Humanity, stewardship, and fidelity. These three are all as much within the province of law as is justice. Which is not to deny that justice is important. It is—in its place. But justice is not the only thing law should aim at, and in some areas it is not even the main thing. So there is, after all, a reason to single out justice for special mention, especially when we are worrying about the allotment of benefits and burdens amongst people. Courts often have to worry about that—indeed, every case produces both a winner and a loser, a benefit and a burden—so it is not surprising that courts worry a lot about justice. But when we make law, whether by legislation or by development of the common law, we must often be guided by other aspirations. Not only by justice, but also by what is morally appropriate, in all its different forms. I will return to these—the legal ideals that lie beyond justice—in future columns.

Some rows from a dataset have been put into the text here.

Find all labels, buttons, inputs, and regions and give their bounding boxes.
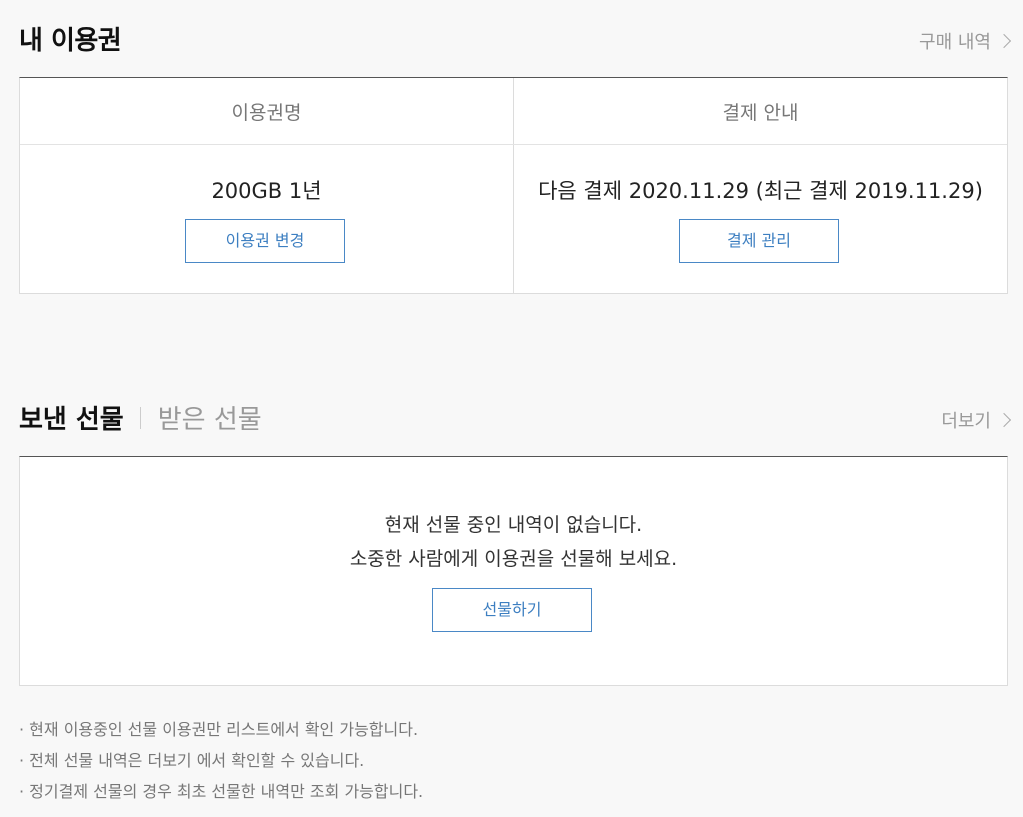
subscription-header: 내 이용권 구매 내역: [19, 20, 1012, 56]
gift-tabs: 보낸 선물 받은 선물: [19, 399, 1009, 436]
tab-sent-gifts[interactable]: 보낸 선물: [19, 399, 124, 436]
column-header-plan-name: 이용권명: [231, 102, 302, 124]
chevron-right-icon: [996, 412, 1012, 428]
more-label: 더보기: [941, 411, 991, 432]
purchase-history-link[interactable]: 구매 내역: [919, 28, 1012, 54]
chevron-right-icon: [996, 33, 1012, 49]
change-plan-button[interactable]: 이용권 변경: [185, 219, 345, 263]
column-header-payment: 결제 안내: [722, 102, 799, 124]
empty-message-line-1: 현재 선물 중인 내역이 없습니다.: [384, 514, 643, 536]
note-item: · 현재 이용중인 선물 이용권만 리스트에서 확인 가능합니다.: [19, 720, 419, 739]
tab-separator: [139, 406, 141, 429]
send-gift-button[interactable]: 선물하기: [432, 588, 592, 632]
purchase-history-label: 구매 내역: [919, 32, 991, 53]
empty-message-line-2: 소중한 사람에게 이용권을 선물해 보세요.: [349, 548, 678, 570]
header-row-divider: [20, 144, 1007, 145]
manage-payment-button[interactable]: 결제 관리: [679, 219, 839, 263]
tab-received-gifts[interactable]: 받은 선물: [158, 399, 262, 436]
subscription-table: 이용권명 결제 안내 200GB 1년 다음 결제 2020.11.29 (최근…: [19, 77, 1008, 294]
gifts-empty-box: 현재 선물 중인 내역이 없습니다. 소중한 사람에게 이용권을 선물해 보세요…: [19, 456, 1008, 686]
plan-name-value: 200GB 1년: [211, 179, 322, 203]
more-link[interactable]: 더보기: [941, 407, 1012, 433]
note-item: · 전체 선물 내역은 더보기 에서 확인할 수 있습니다.: [19, 751, 365, 770]
payment-info-value: 다음 결제 2020.11.29 (최근 결제 2019.11.29): [538, 179, 983, 203]
gifts-header: 보낸 선물 받은 선물 더보기: [19, 399, 1012, 436]
empty-message: 현재 선물 중인 내역이 없습니다. 소중한 사람에게 이용권을 선물해 보세요…: [20, 508, 1007, 576]
note-item: · 정기결제 선물의 경우 최초 선물한 내역만 조회 가능합니다.: [19, 782, 424, 801]
subscription-title: 내 이용권: [19, 26, 122, 56]
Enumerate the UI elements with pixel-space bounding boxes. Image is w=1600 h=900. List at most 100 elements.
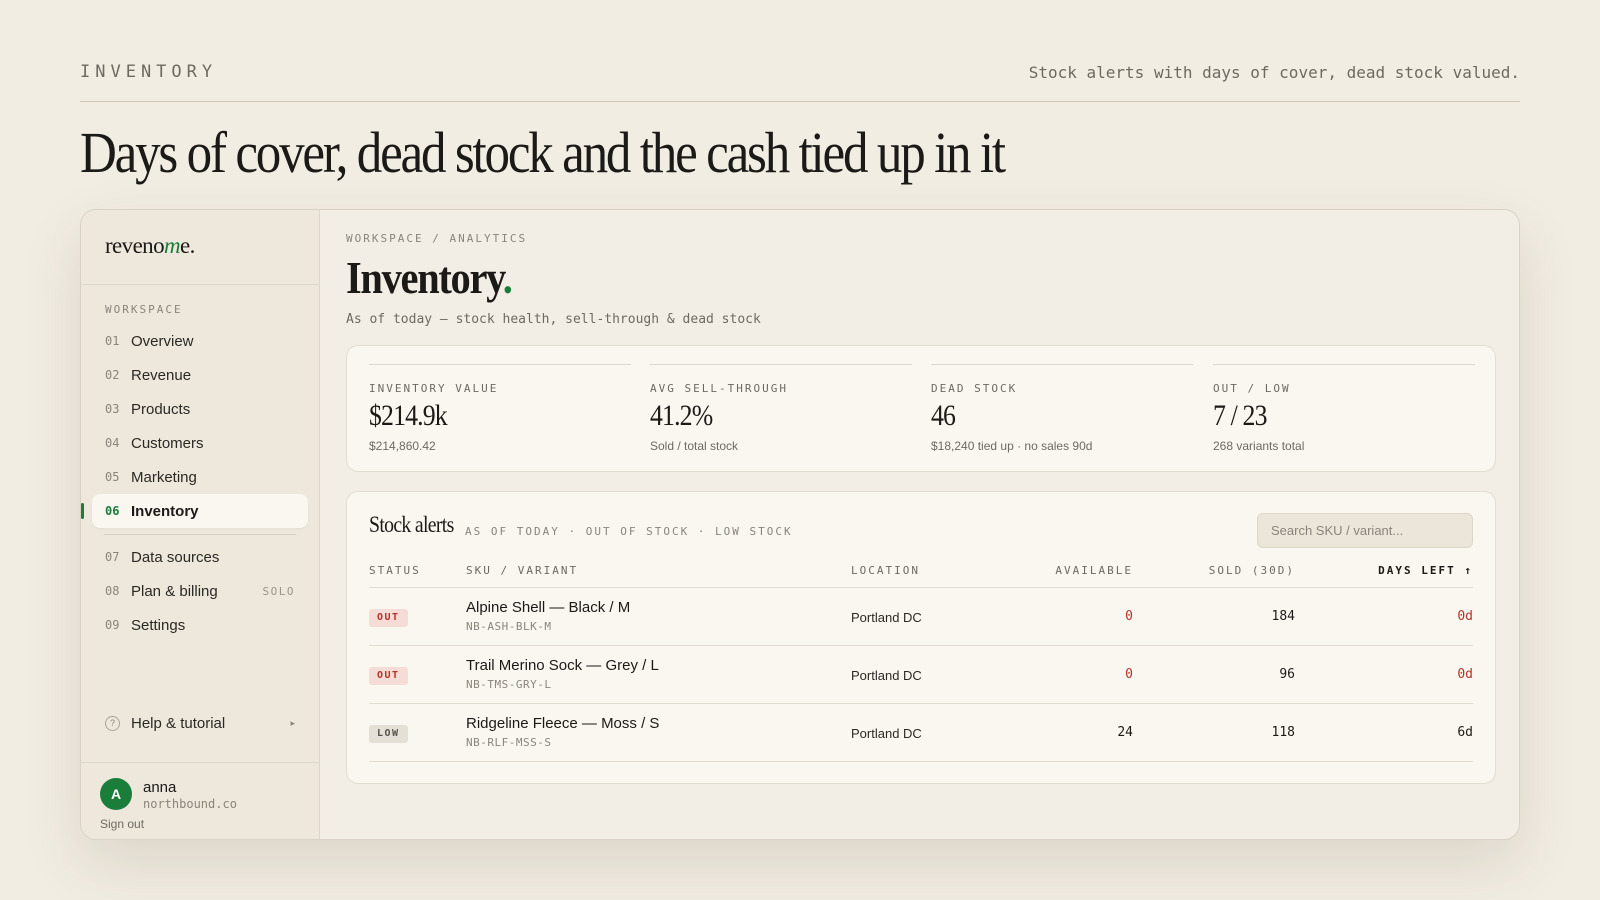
sidebar-item-number: 05 (105, 470, 120, 484)
sign-out-link[interactable]: Sign out (100, 817, 144, 831)
table-header: STATUS SKU / VARIANT LOCATION AVAILABLE … (369, 554, 1473, 588)
sku-name: Alpine Shell — Black / M (466, 599, 631, 616)
sidebar-divider (104, 534, 296, 535)
sidebar-item-inventory[interactable]: 06 Inventory (81, 494, 308, 528)
main-content: WORKSPACE / ANALYTICS Inventory. As of t… (320, 210, 1519, 839)
location: Portland DC (851, 726, 922, 741)
days-left: 0d (1457, 609, 1473, 624)
col-sku-variant[interactable]: SKU / VARIANT (466, 564, 578, 577)
stock-alerts-meta: AS OF TODAY · OUT OF STOCK · LOW STOCK (465, 525, 793, 538)
user-panel: A anna northbound.co Sign out (81, 762, 319, 839)
logo-area: revenome. (81, 210, 319, 285)
sidebar-item-label: Plan & billing (131, 582, 218, 600)
kpi-label: DEAD STOCK (931, 382, 1018, 395)
location: Portland DC (851, 610, 922, 625)
days-left: 0d (1457, 667, 1473, 682)
help-tutorial-link[interactable]: ? Help & tutorial ▸ (92, 707, 308, 739)
sidebar-item-label: Data sources (131, 548, 220, 566)
sidebar-item-label: Customers (131, 434, 204, 452)
kpi-subtext: $18,240 tied up · no sales 90d (931, 439, 1093, 453)
sidebar-item-label: Settings (131, 616, 186, 634)
sidebar-item-label: Products (131, 400, 191, 418)
kpi-avg-sell-through: AVG SELL-THROUGH 41.2% Sold / total stoc… (650, 364, 912, 456)
stock-alerts-card: Stock alerts AS OF TODAY · OUT OF STOCK … (346, 491, 1496, 784)
table-row[interactable]: LOW Ridgeline Fleece — Moss / S NB-RLF-M… (369, 704, 1473, 762)
sidebar-item-overview[interactable]: 01 Overview (92, 324, 308, 358)
sidebar-nav: 01 Overview 02 Revenue 03 Products 04 Cu… (81, 324, 308, 642)
table-row[interactable]: OUT Trail Merino Sock — Grey / L NB-TMS-… (369, 646, 1473, 704)
sold-30d: 96 (1279, 667, 1295, 682)
sidebar-item-label: Inventory (131, 502, 199, 520)
sku-code: NB-TMS-GRY-L (466, 678, 552, 691)
sidebar-item-number: 01 (105, 334, 120, 348)
sidebar: revenome. WORKSPACE 01 Overview 02 Reven… (81, 210, 320, 839)
page-title-dot: . (502, 252, 513, 303)
table-row[interactable]: OUT Alpine Shell — Black / M NB-ASH-BLK-… (369, 588, 1473, 646)
kpi-subtext: 268 variants total (1213, 439, 1305, 453)
status-badge: OUT (369, 667, 408, 685)
sidebar-item-number: 02 (105, 368, 120, 382)
user-name: anna (143, 779, 177, 796)
location: Portland DC (851, 668, 922, 683)
kpi-value: $214.9k (369, 399, 448, 432)
col-available[interactable]: AVAILABLE (1055, 564, 1133, 577)
user-org: northbound.co (143, 797, 237, 811)
sidebar-item-label: Marketing (131, 468, 197, 486)
status-badge: LOW (369, 725, 408, 743)
logo[interactable]: revenome. (105, 233, 195, 259)
page-title: Inventory. (346, 250, 513, 306)
sku-name: Trail Merino Sock — Grey / L (466, 657, 659, 674)
sidebar-item-number: 03 (105, 402, 120, 416)
col-status[interactable]: STATUS (369, 564, 421, 577)
chevron-right-icon: ▸ (290, 717, 295, 728)
kpi-out-low: OUT / LOW 7 / 23 268 variants total (1213, 364, 1475, 456)
kpi-value: 41.2% (650, 399, 713, 432)
kpi-subtext: $214,860.42 (369, 439, 436, 453)
kpi-label: OUT / LOW (1213, 382, 1291, 395)
days-left: 6d (1457, 725, 1473, 740)
sidebar-item-label: Overview (131, 332, 194, 350)
sidebar-item-data-sources[interactable]: 07 Data sources (92, 540, 308, 574)
kpi-dead-stock: DEAD STOCK 46 $18,240 tied up · no sales… (931, 364, 1193, 456)
sidebar-item-products[interactable]: 03 Products (92, 392, 308, 426)
kpi-inventory-value: INVENTORY VALUE $214.9k $214,860.42 (369, 364, 631, 456)
avatar[interactable]: A (100, 778, 132, 810)
sidebar-item-revenue[interactable]: 02 Revenue (92, 358, 308, 392)
help-label: Help & tutorial (131, 714, 226, 732)
kpi-label: INVENTORY VALUE (369, 382, 499, 395)
kpi-card: INVENTORY VALUE $214.9k $214,860.42 AVG … (346, 345, 1496, 472)
sidebar-item-label: Revenue (131, 366, 192, 384)
kpi-label: AVG SELL-THROUGH (650, 382, 788, 395)
page-headline: Days of cover, dead stock and the cash t… (80, 120, 1006, 185)
sku-name: Ridgeline Fleece — Moss / S (466, 715, 660, 732)
available-qty: 0 (1125, 609, 1133, 624)
col-sold-30d[interactable]: SOLD (30D) (1209, 564, 1295, 577)
sku-search-input[interactable] (1257, 513, 1473, 548)
page-eyebrow: INVENTORY (80, 62, 218, 82)
page-subtitle: As of today — stock health, sell-through… (346, 312, 761, 327)
sidebar-section-label: WORKSPACE (105, 303, 183, 316)
sidebar-item-customers[interactable]: 04 Customers (92, 426, 308, 460)
sidebar-item-plan-billing[interactable]: 08 Plan & billing SOLO (92, 574, 308, 608)
page-header: INVENTORY Stock alerts with days of cove… (80, 60, 1520, 102)
app-window: revenome. WORKSPACE 01 Overview 02 Reven… (80, 209, 1520, 840)
col-days-left[interactable]: DAYS LEFT ↑ (1378, 564, 1473, 577)
page-tagline: Stock alerts with days of cover, dead st… (1028, 63, 1520, 82)
sidebar-item-settings[interactable]: 09 Settings (92, 608, 308, 642)
page-title-text: Inventory (346, 252, 504, 303)
sku-code: NB-RLF-MSS-S (466, 736, 552, 749)
col-location[interactable]: LOCATION (851, 564, 920, 577)
sidebar-item-number: 06 (105, 504, 120, 518)
kpi-subtext: Sold / total stock (650, 439, 739, 453)
sidebar-item-number: 04 (105, 436, 120, 450)
sidebar-item-number: 08 (105, 584, 120, 598)
sidebar-item-marketing[interactable]: 05 Marketing (92, 460, 308, 494)
sold-30d: 184 (1271, 609, 1295, 624)
help-circle-icon: ? (105, 715, 120, 731)
sidebar-item-number: 07 (105, 550, 120, 564)
kpi-value: 7 / 23 (1213, 399, 1267, 432)
stock-alerts-title: Stock alerts (369, 512, 454, 537)
breadcrumb: WORKSPACE / ANALYTICS (346, 232, 528, 245)
kpi-value: 46 (931, 399, 956, 432)
available-qty: 24 (1117, 725, 1133, 740)
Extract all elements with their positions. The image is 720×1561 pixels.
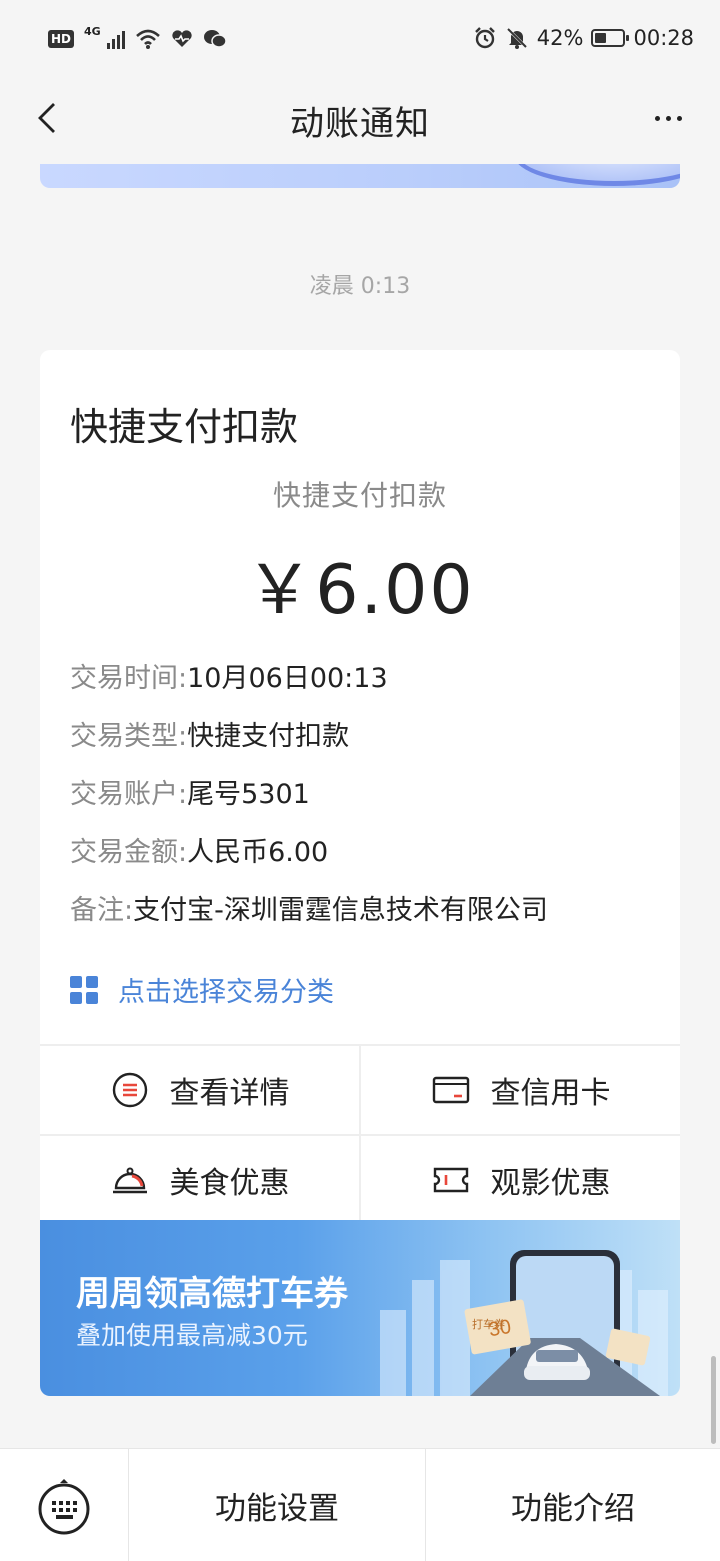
hd-badge: HD	[48, 30, 75, 48]
wechat-icon	[203, 30, 227, 48]
more-dot-icon	[676, 115, 682, 121]
nav-bar: 动账通知	[0, 82, 720, 154]
detail-value: 10月06日00:13	[187, 663, 388, 694]
transaction-amount: ￥6.00	[245, 551, 475, 630]
detail-label: 交易金额:	[70, 837, 188, 868]
detail-label: 交易类型:	[70, 721, 188, 752]
previous-banner[interactable]	[40, 164, 680, 188]
banner-ring-graphic	[514, 164, 680, 186]
ad-title: 周周领高德打车券	[76, 1274, 348, 1314]
heart-pulse-icon	[172, 30, 192, 47]
page-title: 动账通知	[290, 104, 430, 144]
food-deals-button[interactable]: 美食优惠	[40, 1136, 361, 1224]
keyboard-icon	[38, 1479, 90, 1535]
list-circle-icon	[112, 1072, 147, 1108]
wifi-icon	[135, 29, 160, 49]
city-car-illustration: 30 打车券	[380, 1250, 668, 1396]
detail-label: 交易时间:	[70, 663, 188, 694]
movie-deals-button[interactable]: 观影优惠	[361, 1136, 680, 1224]
feature-intro-button[interactable]: 功能介绍	[426, 1449, 720, 1561]
battery-percent: 42%	[536, 26, 584, 50]
detail-label: 交易账户:	[70, 779, 188, 810]
ticket-icon	[433, 1167, 468, 1193]
select-category-label: 点击选择交易分类	[118, 977, 334, 1008]
keyboard-toggle-button[interactable]	[0, 1449, 129, 1561]
transaction-details: 交易时间:10月06日00:13 交易类型:快捷支付扣款 交易账户:尾号5301…	[70, 662, 548, 952]
more-dot-icon	[665, 115, 671, 121]
credit-card-icon	[432, 1076, 469, 1104]
ticket-text: 打车券	[472, 1317, 505, 1331]
food-deals-label: 美食优惠	[169, 1166, 290, 1201]
detail-value: 尾号5301	[187, 779, 310, 810]
alarm-icon	[474, 27, 495, 49]
clock: 00:28	[633, 26, 694, 50]
card-subtitle: 快捷支付扣款	[272, 479, 447, 512]
bottom-bar: 功能设置 功能介绍	[0, 1448, 720, 1561]
scrollbar[interactable]	[711, 1356, 716, 1444]
view-details-button[interactable]: 查看详情	[40, 1046, 361, 1136]
signal-icon	[106, 29, 125, 49]
message-timestamp: 凌晨 0:13	[309, 274, 411, 299]
network-type: 4G	[84, 24, 101, 38]
status-right: 42% 00:28	[473, 26, 694, 50]
status-bar: HD 4G 42% 00:28	[0, 0, 720, 82]
battery-icon	[591, 29, 630, 47]
more-dot-icon	[654, 115, 660, 121]
taxi-coupon-ad-banner[interactable]: 周周领高德打车券 叠加使用最高减30元 30 打车券	[40, 1220, 680, 1396]
feature-settings-button[interactable]: 功能设置	[129, 1449, 426, 1561]
select-category-link[interactable]: 点击选择交易分类	[70, 970, 334, 1009]
detail-row-account: 交易账户:尾号5301	[70, 778, 548, 836]
notification-card: 快捷支付扣款 快捷支付扣款 ￥6.00 交易时间:10月06日00:13 交易类…	[40, 350, 680, 1396]
detail-row-type: 交易类型:快捷支付扣款	[70, 720, 548, 778]
detail-value: 人民币6.00	[187, 837, 329, 868]
detail-value: 支付宝-深圳雷霆信息技术有限公司	[133, 895, 548, 926]
ad-subtitle: 叠加使用最高减30元	[76, 1321, 308, 1350]
view-details-label: 查看详情	[169, 1076, 290, 1111]
detail-row-remark: 备注:支付宝-深圳雷霆信息技术有限公司	[70, 894, 548, 952]
detail-row-amount: 交易金额:人民币6.00	[70, 836, 548, 894]
detail-label: 备注:	[70, 895, 134, 926]
check-credit-card-label: 查信用卡	[490, 1076, 611, 1111]
movie-deals-label: 观影优惠	[490, 1166, 611, 1201]
status-left: HD 4G	[48, 24, 227, 50]
check-credit-card-button[interactable]: 查信用卡	[361, 1046, 680, 1136]
serving-bell-icon	[112, 1167, 147, 1194]
action-grid: 查看详情 查信用卡 美食优惠 观影优惠	[40, 1044, 680, 1224]
detail-value: 快捷支付扣款	[187, 721, 350, 752]
mute-bell-icon	[506, 27, 527, 49]
detail-row-time: 交易时间:10月06日00:13	[70, 662, 548, 720]
grid-icon	[70, 975, 98, 1004]
card-title: 快捷支付扣款	[70, 405, 299, 449]
more-button[interactable]	[646, 96, 690, 140]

I look forward to your future columns, Les. I can think of lots more examples or ways to use your analysis – about the death penalty, about severe punishments generally, about retribution (why I can’t torture your people because your people tortured mine), etc.
As as someone in the legislation business, your analysis will help my analysis in some projects.
OTOH I think ‘cease and desist’ is not a meaningless duplicate (like ‘fair and equitable’): ‘cease’ means ‘stop’: ‘desist’ means ‘and don’t start again’. There’s probably some kind of temporal idea – in old-fashioned language – in ‘have (= get) and hold (= keep)’, and certainly in the (non-legal, or illegal) ‘stand and deliver’.
I’m sure that the use of “appropriate and just” in s. 24 of the Charter means at least as much, and each word in the phrase adds just as much, to the meaning of the entire phrase, as does each word in the phrase “fairness and justice” when used by the SCC in statements such as this: “because it would offend basic notions of fairness and justice”.
Of course, I could be wrong, in either or both cases.